Electrochemical assays have shown promise in overcoming several experimental hurdles. Hence, ELISA services are increasingly employing electrochemical ELISA for cancer research. Electrochemical ELISA combines the benefits of optical ELISA, such as multiplexing, sensitivity, and specificity, with the advantages of electrochemical detection, such as lower sample volume and faster timelines. Besides, improved detection and sensor surfaces have helped researchers shorten the experimental timeline.

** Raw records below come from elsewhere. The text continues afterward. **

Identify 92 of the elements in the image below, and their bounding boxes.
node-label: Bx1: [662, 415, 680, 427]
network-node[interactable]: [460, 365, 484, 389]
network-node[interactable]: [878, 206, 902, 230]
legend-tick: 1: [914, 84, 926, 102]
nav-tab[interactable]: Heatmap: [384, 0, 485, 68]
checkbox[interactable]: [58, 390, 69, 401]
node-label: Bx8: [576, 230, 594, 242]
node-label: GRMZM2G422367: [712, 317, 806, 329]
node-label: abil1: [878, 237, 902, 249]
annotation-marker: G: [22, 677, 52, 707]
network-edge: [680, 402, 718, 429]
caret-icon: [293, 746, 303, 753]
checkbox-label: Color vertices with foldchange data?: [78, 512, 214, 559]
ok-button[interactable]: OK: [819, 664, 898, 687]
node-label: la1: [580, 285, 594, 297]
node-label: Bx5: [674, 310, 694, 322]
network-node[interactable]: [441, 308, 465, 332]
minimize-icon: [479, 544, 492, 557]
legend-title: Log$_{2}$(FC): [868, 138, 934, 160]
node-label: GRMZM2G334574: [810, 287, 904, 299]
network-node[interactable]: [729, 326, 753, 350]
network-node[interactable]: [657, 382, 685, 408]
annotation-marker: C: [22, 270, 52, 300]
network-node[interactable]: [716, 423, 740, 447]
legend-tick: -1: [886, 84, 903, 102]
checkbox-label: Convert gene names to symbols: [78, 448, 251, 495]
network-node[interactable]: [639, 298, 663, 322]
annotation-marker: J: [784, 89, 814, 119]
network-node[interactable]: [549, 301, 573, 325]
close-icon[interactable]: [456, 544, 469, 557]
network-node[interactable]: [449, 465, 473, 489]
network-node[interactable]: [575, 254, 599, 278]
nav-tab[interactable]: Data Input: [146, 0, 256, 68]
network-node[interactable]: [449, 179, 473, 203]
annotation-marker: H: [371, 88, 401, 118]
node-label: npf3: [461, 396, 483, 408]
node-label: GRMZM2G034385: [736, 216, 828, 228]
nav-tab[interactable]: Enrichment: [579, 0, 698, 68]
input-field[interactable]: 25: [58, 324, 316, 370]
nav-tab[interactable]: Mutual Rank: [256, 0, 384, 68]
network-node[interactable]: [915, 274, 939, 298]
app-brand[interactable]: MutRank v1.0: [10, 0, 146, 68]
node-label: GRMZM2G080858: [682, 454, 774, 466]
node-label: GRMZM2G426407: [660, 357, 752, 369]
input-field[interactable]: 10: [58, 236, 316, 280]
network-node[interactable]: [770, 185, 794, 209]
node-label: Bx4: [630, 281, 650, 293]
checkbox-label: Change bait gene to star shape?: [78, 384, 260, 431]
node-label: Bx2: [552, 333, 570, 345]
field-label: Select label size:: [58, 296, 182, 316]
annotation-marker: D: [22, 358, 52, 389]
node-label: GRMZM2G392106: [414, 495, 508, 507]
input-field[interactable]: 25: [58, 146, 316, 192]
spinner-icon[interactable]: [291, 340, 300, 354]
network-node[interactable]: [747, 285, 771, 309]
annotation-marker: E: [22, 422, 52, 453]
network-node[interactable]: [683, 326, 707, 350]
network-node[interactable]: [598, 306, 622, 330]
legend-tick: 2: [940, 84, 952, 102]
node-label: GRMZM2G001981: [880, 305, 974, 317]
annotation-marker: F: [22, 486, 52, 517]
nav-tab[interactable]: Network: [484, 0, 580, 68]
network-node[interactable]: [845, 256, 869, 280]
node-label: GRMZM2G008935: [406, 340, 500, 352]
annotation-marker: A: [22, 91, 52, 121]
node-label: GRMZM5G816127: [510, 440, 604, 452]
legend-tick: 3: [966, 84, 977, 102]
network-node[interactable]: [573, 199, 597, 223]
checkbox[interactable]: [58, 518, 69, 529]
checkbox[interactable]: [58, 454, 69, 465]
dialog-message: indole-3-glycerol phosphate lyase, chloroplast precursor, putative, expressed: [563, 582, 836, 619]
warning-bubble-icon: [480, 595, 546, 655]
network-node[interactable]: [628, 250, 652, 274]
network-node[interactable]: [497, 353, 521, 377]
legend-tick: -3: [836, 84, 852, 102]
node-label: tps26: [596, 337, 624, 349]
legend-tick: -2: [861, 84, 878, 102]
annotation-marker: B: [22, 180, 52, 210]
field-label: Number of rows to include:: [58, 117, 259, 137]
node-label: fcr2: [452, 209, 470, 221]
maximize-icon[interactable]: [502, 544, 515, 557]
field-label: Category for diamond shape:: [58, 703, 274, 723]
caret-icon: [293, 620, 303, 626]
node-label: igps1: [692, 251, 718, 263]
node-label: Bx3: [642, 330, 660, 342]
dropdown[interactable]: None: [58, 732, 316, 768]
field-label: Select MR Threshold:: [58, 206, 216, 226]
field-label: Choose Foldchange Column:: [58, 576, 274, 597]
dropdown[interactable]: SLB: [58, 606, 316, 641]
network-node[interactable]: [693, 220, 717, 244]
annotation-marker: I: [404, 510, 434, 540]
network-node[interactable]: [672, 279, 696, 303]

Electrochemical sandwich ELISA identifies the target through its traditional sandwich systems while detecting it using the electrochemical method. This assay system involves three steps: immobilizing the biorecognition molecule, binding target analytes to the biorecognition molecule, followed by secondary recognition molecule binding to an electrochemically active signal tag. The generated assay signal is directly proportional to the concentration of analytes in the sample. The high specificity and sensitivity of sandwich electrochemical assays make them ideal for early-stage cancer detection.
In electrochemical ELISA assay, scientists can use different capturing and recognition molecules, including antibodies, peptides, nucleic acid sequences, DNA base sequences, aptamers, and bacteriophages. This system offers sensitive detection through various tags, such as quantum dots, metallic particles, and redox enzymes.
Additionally, electrochemical sensors of ELISA work on the capturing molecule immobilized as well as the interaction with the target analyte. Hence, the current research is focused on identifying new capturing agents for sensitive analyte capture. In conclusion, cancer detection relies on robust and reliable ELISA-based immunoassays. Moreover, recent advances in biological engineering have paved the way to miniaturized ELISA assays with liquid-based dynamics, resulting in faster and cost-efficient testing of cancerous cells.